Well, if version 1.1.1 doesnt have any known issue or vulnerabilities, this would be a good enough solution
i think they should consider moving to version 3.0.3 or even to libressl though
-
i think they should consider moving to version 3.0.3 or even to libressl though
LibreSSL is not ABI compatible with any release of OpenSSL, or necessarily earlier releases of LibreSSL.
-
Openssl is updated to 1.1.1o in main. Please test.
The next logical step is the 3.x series, but we need more testing.
-
If you know what "Globally Install" actually means the solution is obvious. And. apparently users do not connect the dots when it doesn't work. Perhaps the installer needs to say "Install OpenSSL libraries in the Windows directory (requires administrator permissions)". The description matches the actions performed and tells you exactly what you need.
So it would not be overlooked, I submitted an enhancement request to this effect. See PR: https://gitlab.com/freepascal.org/lazarus/lazarus/-/issues/39766
-
3 series is an architectual rewrite, so probably needs work. 1.1.1 is under active maintenance.
You can still run into trouble if you have not been paying attention, because many protocols have been removed from 1.1.1
- ssl2/3/tls1.0
- some key exchanges
Only use tls1.1, tls 1.2 or higher. There is no ssl in openssl, only tls.... :o %) :-X
Many people still have code that uses hardcoded ssl and that is wrong:
The handshake should be made latest first so starting with the strongest.
-
Openssl is updated to 1.1.1o in main. Please test.
The next logical step is the 3.x series, but we need more testing.
How can we test, when will the install file be updated?
I can confirm that the file i download around 4 days ago lazarus-2.2.2-fpc-3.2.2-win64.exe, still installs version 1.0.2
-
@systems
How can we test, when will the install file be updated?
I can confirm that the file i download around 4 days ago lazarus-2.2.2-fpc-3.2.2-win64.exe, still installs version 1.0.2
The installer will be only updated on the next major release. You can still test the binaries with Lazarus main/trunk. OPM will download the dlls when needed.
-
Why do these DLLs need to be installed globally?
-
@marcov
Why do these DLLs need to be installed globally?
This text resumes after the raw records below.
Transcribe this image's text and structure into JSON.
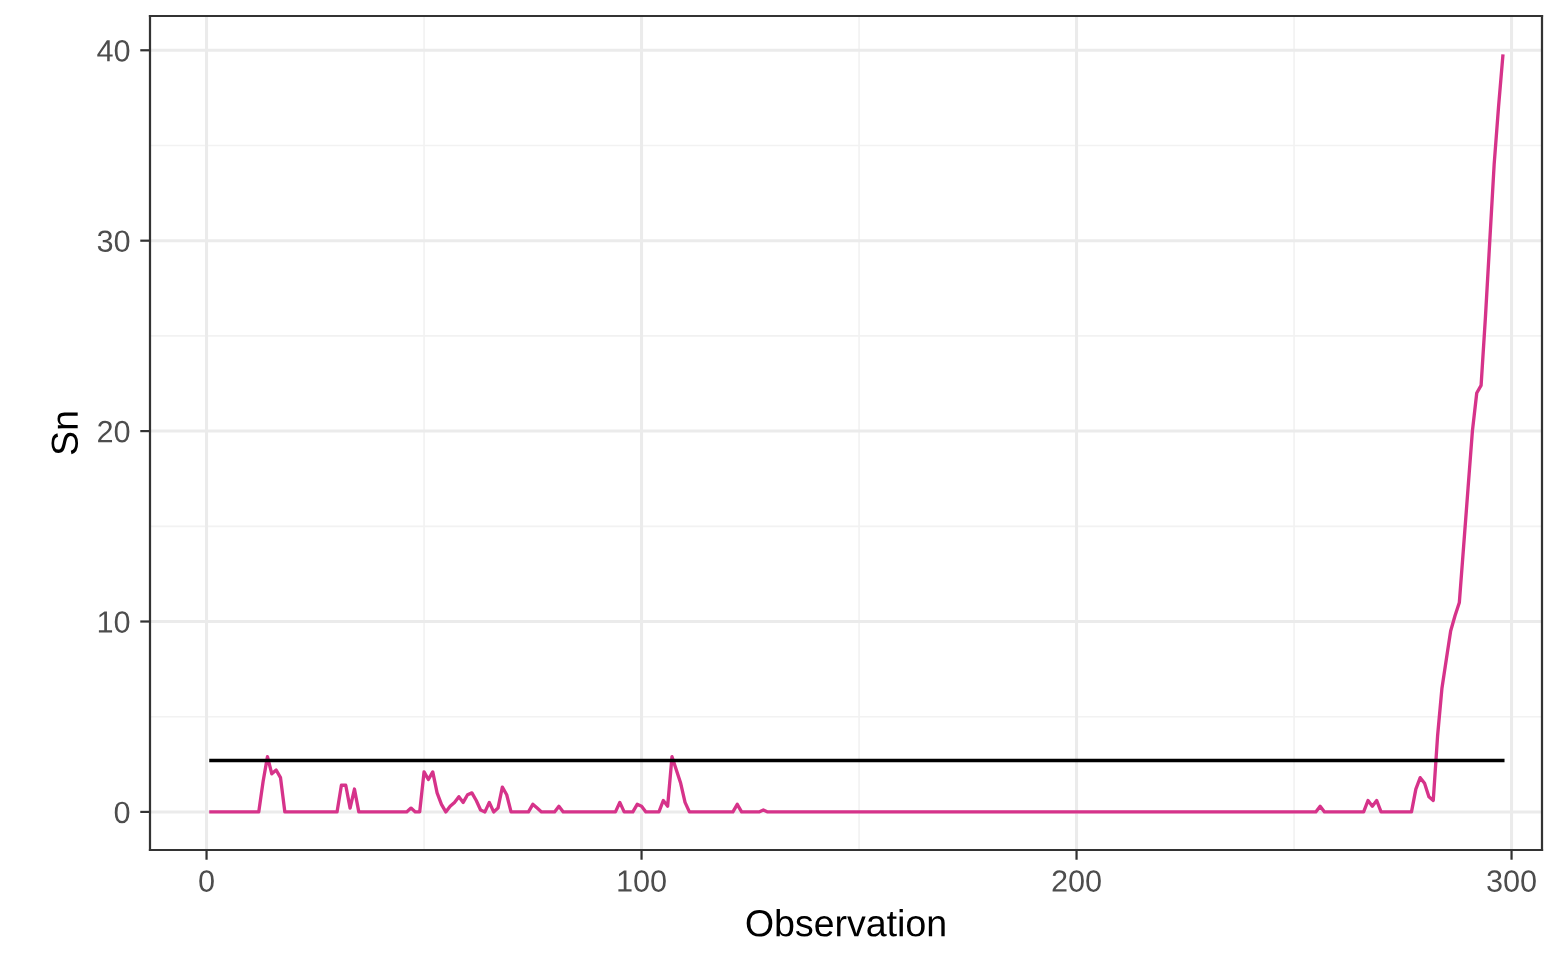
{
  "chart_data": {
    "type": "line",
    "xlabel": "Observation",
    "ylabel": "Sn",
    "xlim": [
      -13,
      307
    ],
    "ylim": [
      -2,
      41.8
    ],
    "xticks": [
      0,
      100,
      200,
      300
    ],
    "yticks": [
      0,
      10,
      20,
      30,
      40
    ],
    "grid": true,
    "legend": false,
    "series": [
      {
        "color": "#d6338a",
        "x": [
          1,
          12,
          13,
          14,
          15,
          16,
          17,
          18,
          30,
          31,
          32,
          33,
          34,
          35,
          46,
          47,
          48,
          49,
          50,
          51,
          52,
          53,
          54,
          55,
          56,
          57,
          58,
          59,
          60,
          61,
          62,
          63,
          64,
          65,
          66,
          67,
          68,
          69,
          70,
          74,
          75,
          76,
          77,
          80,
          81,
          82,
          94,
          95,
          96,
          98,
          99,
          100,
          101,
          104,
          105,
          106,
          107,
          108,
          109,
          110,
          111,
          121,
          122,
          123,
          127,
          128,
          129,
          255,
          256,
          257,
          266,
          267,
          268,
          269,
          270,
          277,
          278,
          279,
          280,
          281,
          282,
          283,
          284,
          285,
          286,
          287,
          288,
          289,
          290,
          291,
          292,
          293,
          294,
          295,
          296,
          297,
          298
        ],
        "values": [
          0,
          0,
          1.6,
          2.9,
          2.0,
          2.2,
          1.8,
          0,
          0,
          1.4,
          1.4,
          0.2,
          1.2,
          0,
          0,
          0.2,
          0,
          0,
          2.1,
          1.7,
          2.1,
          1.0,
          0.4,
          0,
          0.3,
          0.5,
          0.8,
          0.5,
          0.9,
          1.0,
          0.6,
          0.1,
          0,
          0.5,
          0,
          0.2,
          1.3,
          0.9,
          0,
          0,
          0.4,
          0.2,
          0,
          0,
          0.3,
          0,
          0,
          0.5,
          0,
          0,
          0.4,
          0.3,
          0,
          0,
          0.6,
          0.3,
          2.9,
          2.2,
          1.5,
          0.5,
          0,
          0,
          0.4,
          0,
          0,
          0.1,
          0,
          0,
          0.3,
          0,
          0,
          0.6,
          0.3,
          0.6,
          0,
          0,
          1.2,
          1.8,
          1.5,
          0.8,
          0.6,
          4.0,
          6.5,
          8,
          9.5,
          10.3,
          11,
          14,
          17,
          20,
          22,
          22.4,
          26,
          30,
          34,
          37,
          39.7
        ]
      },
      {
        "color": "#000000",
        "x": [
          1,
          298
        ],
        "values": [
          2.7,
          2.7
        ]
      }
    ]
  }
}
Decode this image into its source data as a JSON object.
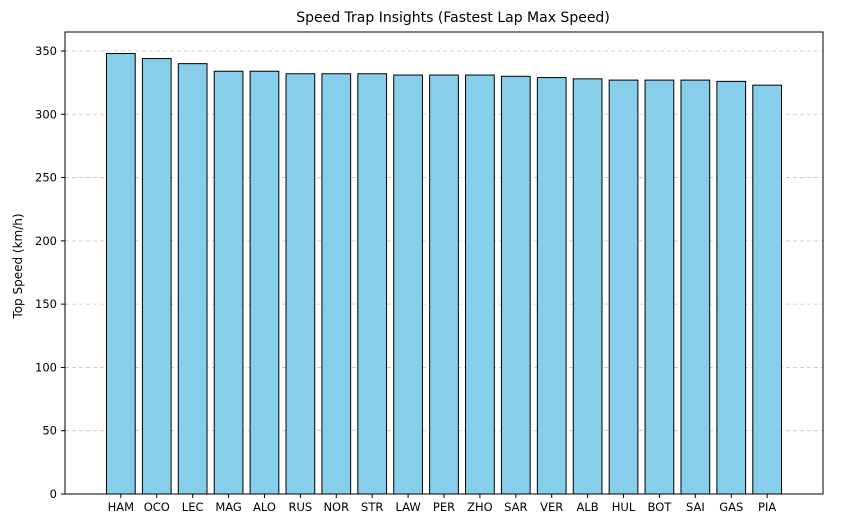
{
  "chart_data": {
    "type": "bar",
    "title": "Speed Trap Insights (Fastest Lap Max Speed)",
    "xlabel": "",
    "ylabel": "Top Speed (km/h)",
    "categories": [
      "HAM",
      "OCO",
      "LEC",
      "MAG",
      "ALO",
      "RUS",
      "NOR",
      "STR",
      "LAW",
      "PER",
      "ZHO",
      "SAR",
      "VER",
      "ALB",
      "HUL",
      "BOT",
      "SAI",
      "GAS",
      "PIA"
    ],
    "values": [
      348,
      344,
      340,
      334,
      334,
      332,
      332,
      332,
      331,
      331,
      331,
      330,
      329,
      328,
      327,
      327,
      327,
      326,
      323
    ],
    "ylim": [
      0,
      365
    ],
    "yticks": [
      "0",
      "50",
      "100",
      "150",
      "200",
      "250",
      "300",
      "350"
    ],
    "grid": "y-dashed",
    "legend": "none",
    "colors": {
      "bar_fill": "#87ceeb",
      "bar_edge": "#000000",
      "grid": "#c8c8c8",
      "axis": "#000000"
    }
  }
}
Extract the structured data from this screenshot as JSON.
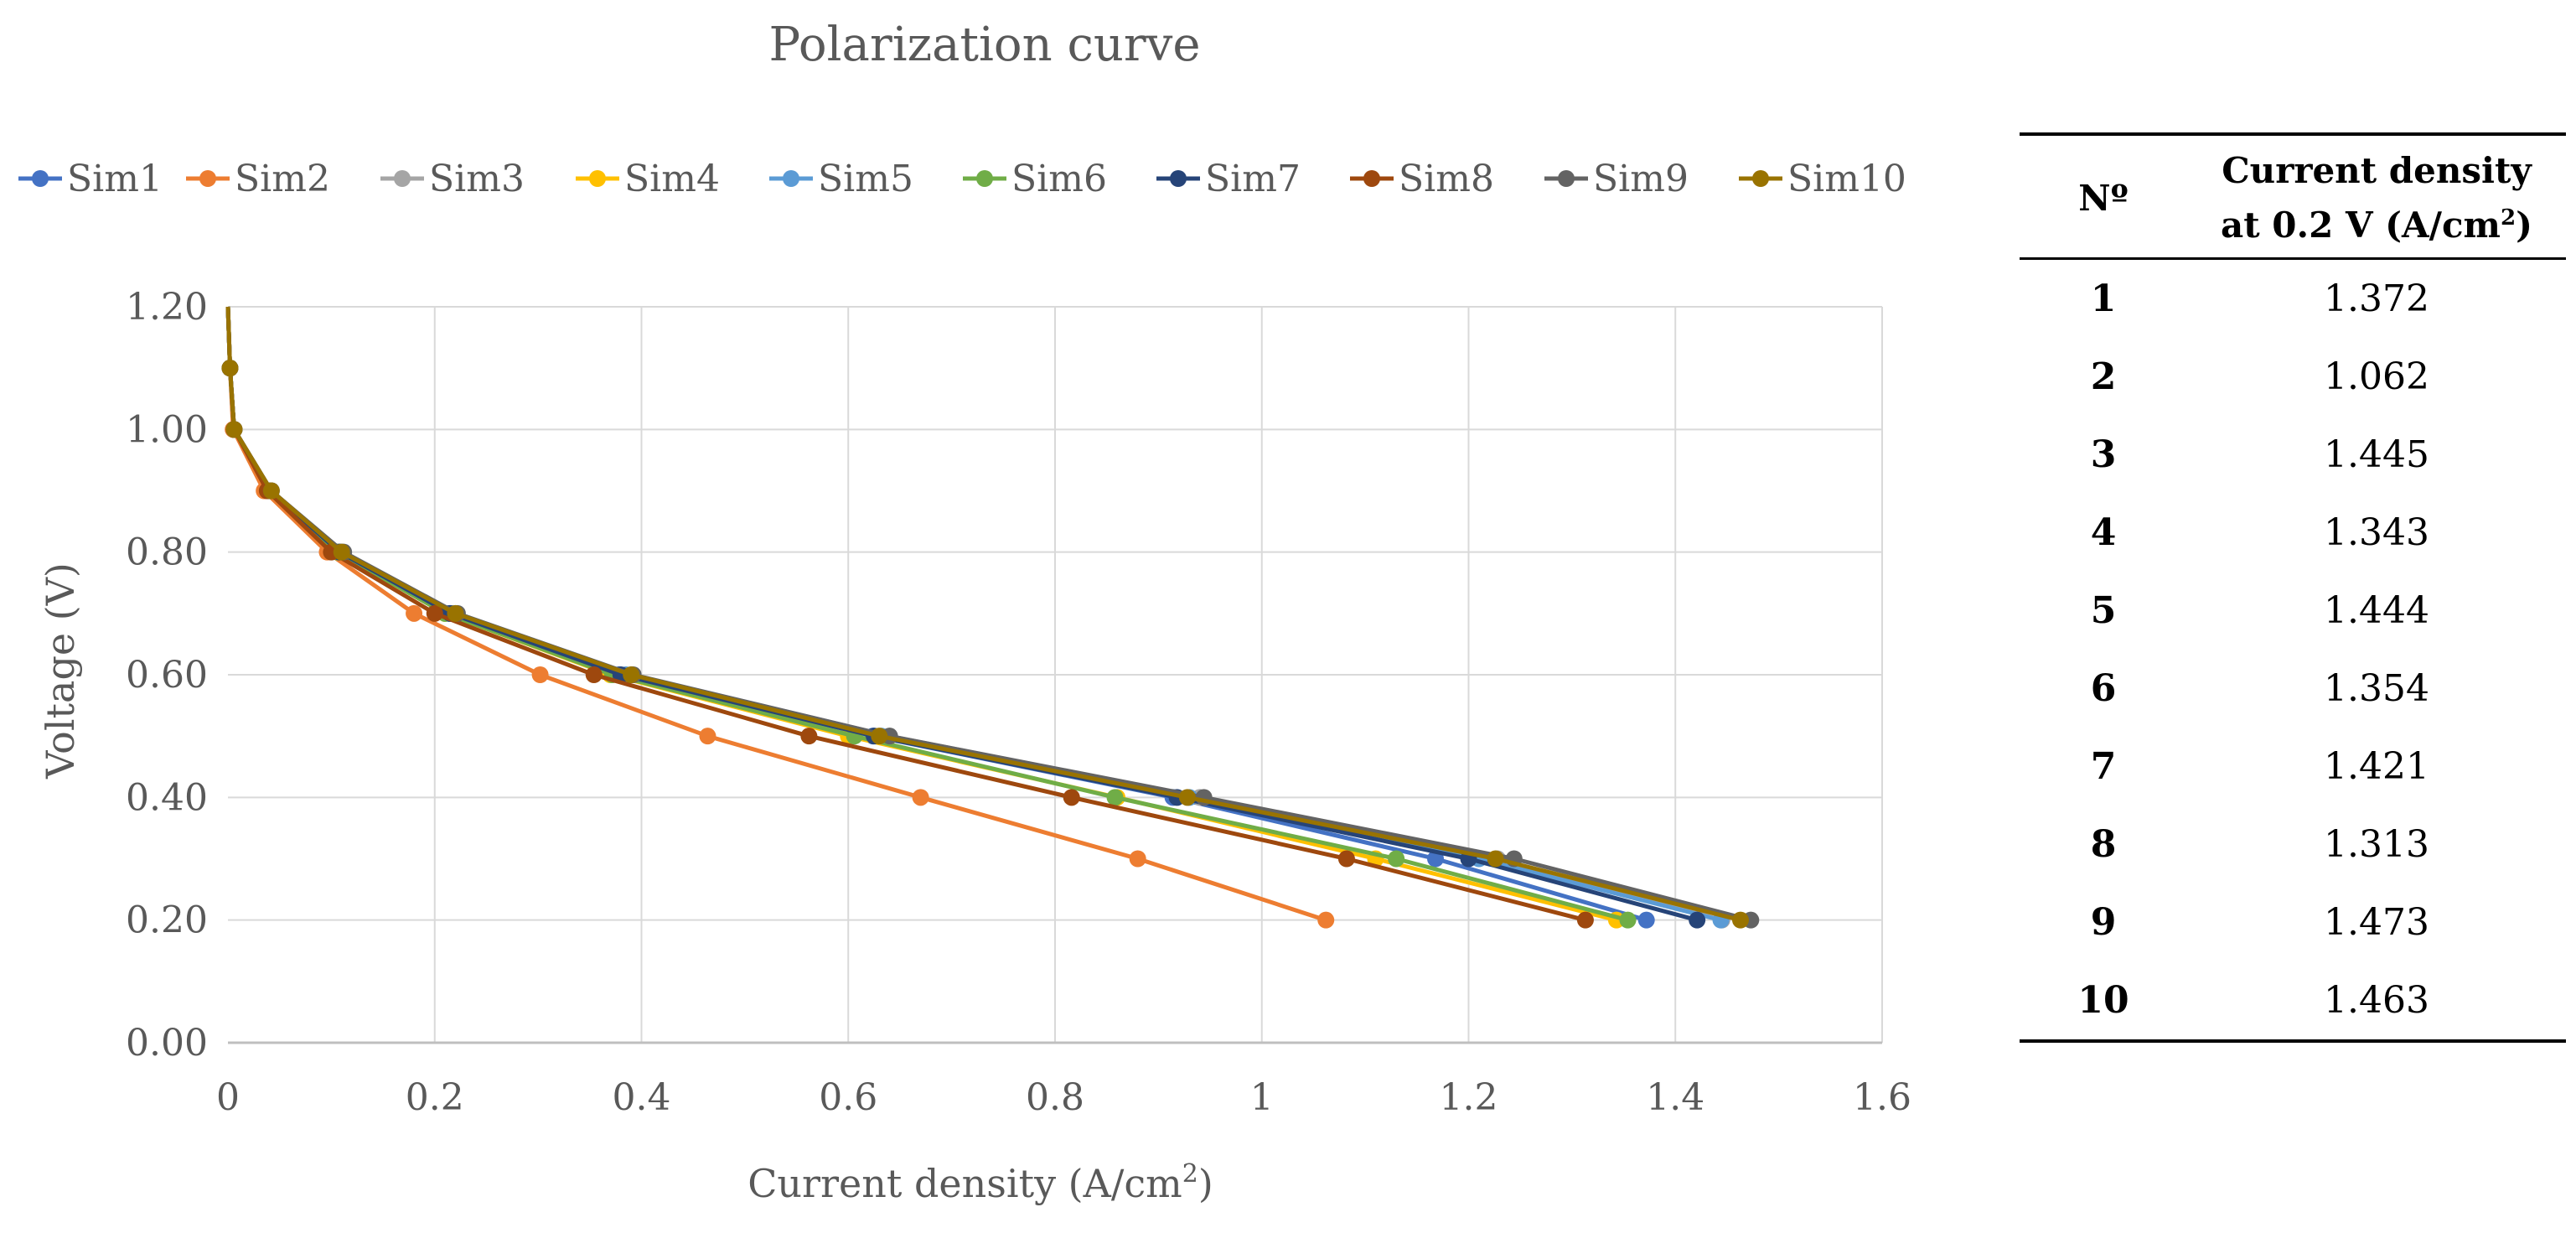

No need for global install, at least not for OPM. It's just an option/possibility, in my opinion we should uncheck it by default.
-
@marcov
Why do these DLLs need to be installed globally?
No need for global install, at least not for OPM. It's just an option/possibility, in my opinion we should uncheck it by default.
Considering that I uncheck them each and every time I install Lazarus I'd welcome this...
-
@marcov
Why do these DLLs need to be installed globally?
No need for global install, at least not for OPM. It's just an option/possibility, in my opinion we should uncheck it by default.
Considering that I uncheck them each and every time I install Lazarus I'd welcome this...
And given that I already have a system-wide install, I delete the DLL files when the installer is done.
-
@systems
How can we test, when will the install file be updated?
I can confirm that the file i download around 4 days ago lazarus-2.2.2-fpc-3.2.2-win64.exe, still installs version 1.0.2
The installer will be only updated on the next major release. You can still test the binaries with Lazarus main/trunk. OPM will download the dlls when needed.
How do i test or trigger this, do i remove the old DLLs and install any package in OPM ?
-
The installer will be only updated on the next major release. You can still test the binaries with Lazarus main/trunk. OPM will download the dlls when needed.
How do i test or trigger this, do i remove the old DLLs and install any package in OPM ?
Afaik, OPM in the released version will also stick do downloading the old dll.
https://gitlab.com/freepascal.org/lazarus/lazarus/-/commit/4460f173ca442eb8a1473d73461007dd3bd9ab8a
I have no idea, if the current release will be able to recognize, load and use the newer dll.
But the above commit has changes in how it deals with ssl....
-
I have no idea, if the current release will be able to recognize, load and use the newer dll.
But the above commit has changes in how it deals with ssl....
No problem with fpc 3.2.0 and openssl 1.1.1 latest, at least on Windows and Debian derivatives on different architectures.